A 3D baseball film that flouts all sabermetrics, “Mr. Go” depicts how a Korean team overcomes its losing streak by signing a gorilla. The achievement of this Korean-Chinese co-production is primarily a technical one, rendering a bat-swinging primate that’s adorably lifelike and anchors the well-wrought action setpieces. Still, considering how out-of-left-field the concept is, one wishes helmer Kim Yong-hwa had run more recklessly with the idea, which might have generated more mayhem and a deeper sense of human-creature bonding. Although audiences don’t give a monkey about the pic in Korea (where it’s been billed as that country’s first film fully shot in 3D), it’s been a hit in China, scoring about $17.6 million in 15 days.
Showbox/Mediaplex and mainland partner Huayi Brothers reportedly spent $12 million of their estimated $25 million budget on developing visual effects. The payoff is the creation of not one but two gorillas with distinct physical features and personalities, culminating in a showdown that deviates from the traditional man-vs.-beast endings of films like “King Kong.”
The story originated from Korean artist Heo Young-man’s 1984 comic “The Seventh Team,” but Kim (“200 Pounds Beauty”) eschews cartoonish humor and spontaneity, instead adopting a dramatic realist mode. Yet the decision to shift the protagonists’ background to China, made to fulfill market requirements, results in an artificial feel and several calculated contrivances, such as a reference to the Wenchuan Earthquake.
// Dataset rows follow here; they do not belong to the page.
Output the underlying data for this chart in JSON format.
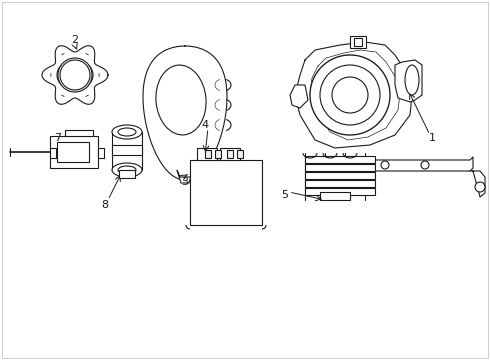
{
  "background_color": "#ffffff",
  "line_color": "#1a1a1a",
  "line_width": 0.8,
  "fig_width": 4.9,
  "fig_height": 3.6,
  "dpi": 100
}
Gorilla Lingling is raised in a Chinese circus and coached to play baseball as a tentpole act by Weiwei (Josie Xu), the adopted granddaughter of ringmaster Zhao (Byun Hee-bong). To raise the game, Zhao acquires mountain gorilla Leiting to make him a pitcher; however, the violently inclined Leiting can’t be tamed. After Zhao passes away, Weiwei, hounded by loan shark Lin Xiaogang (Kim Hie-won) to pay her grandpa’s debts, moves the troupe to the Sino-Korean border town of Yanbian, where Lingling is scouted by Sung Choong-soo (Sung Dong-il), manager of the Doosan Bears, a South Korean baseball team.
Up to this point, it’s hard to warm to either Lingling or Weiwei, as their upbringing is recounted perfunctorily in the form of a promo reel masterminded by Sung. Curiously absent are episodes showing how Lingling learns to bat, certainly the yarn’s most fascinating point. Nor does Lin, played as a whiny buffoon by Kim, appear threatening enough to rouse sympathy for the circus’ plight.
Things pick up once the duo arrives in Seoul, and Lingling, renamed Mr. Go, steps up to the plate at Samjik Stadium. While the 3D effects are discreetly used elsewhere, they are boldly and adroitly employed during the games, making Mr. Go’s strikes and homeruns reverberate beyond the screen. A scene of the gorilla running amok benefits from the dexterity of the camerawork by lensers Park Hyun-cheol and Jeon Dae-seong, as well as from the vivid CG detailing of facial expressions and body movements.
Nevertheless, the film’s emotional pull remains weak, as the screenplay barely observes the players’ reactions to their new recruit or generates a sense of team camaraderie as Lingling helps the downtrodden Bears climb up in the league rankings. Likewise, there’s little dramatic heft to Sung’s abrupt transformation from reviled “bounty hunter,” selling off ace players, to Lingling and Weiwei’s selfless benefactor.
Xu, who’s acted alongside computer-generated creatures in “CJ7″ (2008) and “Starry, Starry Night” (2011), is comfortable performing with simulated simians. However, the 16-year-old thesp appears awkward and emotionally disengaged, allowing Sung Dong-ill’s shrill perf to upstage hers.
Sung ends up hogging more screentime than his role deserves, though his hijinks supply the film’s rare moments of laugh-out-loud silliness, as when his rare botanical collection becomes Lingling’s high-fiber diet, or in a quintessentially Korean scene of them bonding over rice wine and kimchi. Joe Odagiri, cast for his popularity in Korea, gives a campy turn as the president of Japan’s Chunichi Dragons; sporting a pudding-bowl haircut that becomes a running gag, he slyly reveals a calculating streak beneath his foppish eccentricity.
Tech credits are slick, but snappier editing would have set a jauntier mood and tightened the sprawling 135-minute running time. Music by Lee Jae-hak employs songs by Dire Straits and Taiwanese crooner Teresa Tang to tongue-in-cheek effect.